A new favorite hooded sweatshirt.

My softball one from '01 is still doing great. However, I need a considerable alternative for when he's in the wash laundry hamper. Absolutely must have hood AND front pouch pocket. Broken in, but still fuzzy on the inside. Must be size L, possible arrangements for XL. Looking for Jerzees brand, substitutions may be considered.
Preference goes to ones grey in color.

Anyone willing to donate theirs/finds a good match for me. I would be forever owe you.
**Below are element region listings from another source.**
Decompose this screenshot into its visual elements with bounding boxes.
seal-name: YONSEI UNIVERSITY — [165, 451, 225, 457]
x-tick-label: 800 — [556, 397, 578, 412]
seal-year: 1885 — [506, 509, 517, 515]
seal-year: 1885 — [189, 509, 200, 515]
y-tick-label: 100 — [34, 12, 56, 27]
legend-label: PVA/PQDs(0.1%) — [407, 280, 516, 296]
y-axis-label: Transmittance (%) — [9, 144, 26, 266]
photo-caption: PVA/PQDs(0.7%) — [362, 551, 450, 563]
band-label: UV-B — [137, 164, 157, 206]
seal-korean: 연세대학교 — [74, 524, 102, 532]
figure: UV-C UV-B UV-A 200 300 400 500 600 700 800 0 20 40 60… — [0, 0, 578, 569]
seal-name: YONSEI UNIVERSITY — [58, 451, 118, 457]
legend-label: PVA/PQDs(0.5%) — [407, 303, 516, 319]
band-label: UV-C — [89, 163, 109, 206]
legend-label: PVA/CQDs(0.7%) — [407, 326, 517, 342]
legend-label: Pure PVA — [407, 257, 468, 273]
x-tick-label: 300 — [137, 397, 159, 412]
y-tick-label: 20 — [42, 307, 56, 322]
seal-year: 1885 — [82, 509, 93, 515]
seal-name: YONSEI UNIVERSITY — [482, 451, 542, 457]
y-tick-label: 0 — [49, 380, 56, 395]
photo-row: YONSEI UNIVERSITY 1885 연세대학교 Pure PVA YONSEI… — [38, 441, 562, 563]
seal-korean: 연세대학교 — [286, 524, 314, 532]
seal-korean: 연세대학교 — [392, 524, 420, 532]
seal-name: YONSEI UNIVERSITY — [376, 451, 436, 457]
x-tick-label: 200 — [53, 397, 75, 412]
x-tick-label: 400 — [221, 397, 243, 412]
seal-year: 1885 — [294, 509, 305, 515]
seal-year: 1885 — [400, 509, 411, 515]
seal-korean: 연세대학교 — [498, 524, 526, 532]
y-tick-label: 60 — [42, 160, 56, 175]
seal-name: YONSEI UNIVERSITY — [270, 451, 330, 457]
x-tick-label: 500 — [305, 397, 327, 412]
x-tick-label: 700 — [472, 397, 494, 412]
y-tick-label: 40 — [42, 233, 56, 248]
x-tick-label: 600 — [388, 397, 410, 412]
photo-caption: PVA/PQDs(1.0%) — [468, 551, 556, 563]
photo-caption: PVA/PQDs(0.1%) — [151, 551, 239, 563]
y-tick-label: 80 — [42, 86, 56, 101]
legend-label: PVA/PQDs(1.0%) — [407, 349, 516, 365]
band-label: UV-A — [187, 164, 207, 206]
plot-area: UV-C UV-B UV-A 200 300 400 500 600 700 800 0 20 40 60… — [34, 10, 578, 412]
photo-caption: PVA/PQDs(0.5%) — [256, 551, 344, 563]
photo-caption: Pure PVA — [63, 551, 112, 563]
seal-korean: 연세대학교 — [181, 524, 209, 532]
I should steal yours. The one that says WACH because I like it. You said I don't have any of your clothes because I don't spend enough time in your bedroom.
Note to self: spend 3 minutes approx in bedroom, otherwise enough to come across great sweatshirt.

PS. A male of my type would also be a good find. But sweatshirts first. Or...guy in a sweatshirt?... hm.
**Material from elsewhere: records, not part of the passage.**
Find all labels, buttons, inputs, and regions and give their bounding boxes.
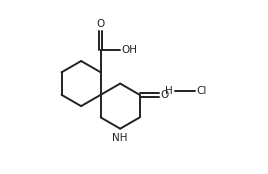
Text: H: H [165,86,173,96]
Text: O: O [160,90,168,100]
Text: OH: OH [121,45,137,55]
Text: NH: NH [113,133,128,143]
Text: Cl: Cl [196,86,206,96]
Text: O: O [96,19,105,29]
Today it goes something like this...

SWF seeking...

Someone go with to the cider mill, to dinner, to a haunted house/hayride/maze. Someone to tell me how their day was, and be truly interested in mine. Someone to breath in the crisp fresh fall air. A costume party goer. A movie watcher, ball player, party hopper. A person to make me forget that I wish I was back in East Lansing, that I wasn't an adult with a real life job despite the fact I love what I do. Anyone to put the spring back in my step as the winter depression is upon all of us.
Ed. note: Applicant is not required to be single, or a male. However, both would be extra bonus.
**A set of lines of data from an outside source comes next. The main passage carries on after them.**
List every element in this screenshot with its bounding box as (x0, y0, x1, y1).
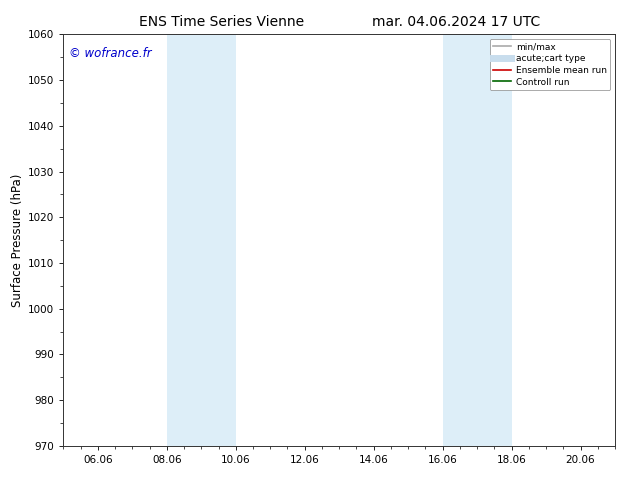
Legend: min/max, acute;cart type, Ensemble mean run, Controll run: min/max, acute;cart type, Ensemble mean … (489, 39, 611, 90)
Text: ENS Time Series Vienne: ENS Time Series Vienne (139, 15, 304, 29)
Bar (167, 34, 202, 446)
Bar (477, 34, 512, 446)
Text: mar. 04.06.2024 17 UTC: mar. 04.06.2024 17 UTC (372, 15, 541, 29)
Text: © wofrance.fr: © wofrance.fr (69, 47, 152, 60)
Y-axis label: Surface Pressure (hPa): Surface Pressure (hPa) (11, 173, 24, 307)
Bar (202, 34, 236, 446)
Bar (443, 34, 477, 446)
I should have all this. I did have this, for a long time. But I can't find the strength within myself to patch what's been broken. I didn't break it, but it's me with the grudge. Miss-communication, misunderstanding, mistake?-- Maybe. For the first time in a long time, I'm weak enough to let things go to shit. I can't bring myself to dial 13# and send it on my phone-- that one speed dial number that was always coming up/being dialed since we were young, and more so when we got old. It's been four months, but I can't seem to get strong enough to do this. I dreamt I did it last night--Confronted you, told you why I was so sour last time we saw each other, and why I knew you wouldn't talk to me for at least 3 of those months. Maybe that's the first step to being strong enough to hit 13# and send it. Maybe by putting this here you'll see it and know it's you-- I think you'll know (If you still read this site). And see that I do want to talk this out, but only if you're willing to listen. I won't say I'm sorry for being a bitch, but I am sorry for letting this keep us apart. Maybe you're sorry too. I guess I'll know when I finally am able to press send after punching in your number.

Don't give up on me. I'm still here & I do miss us...

*~

PS: A new hoodie would be fabulous as well.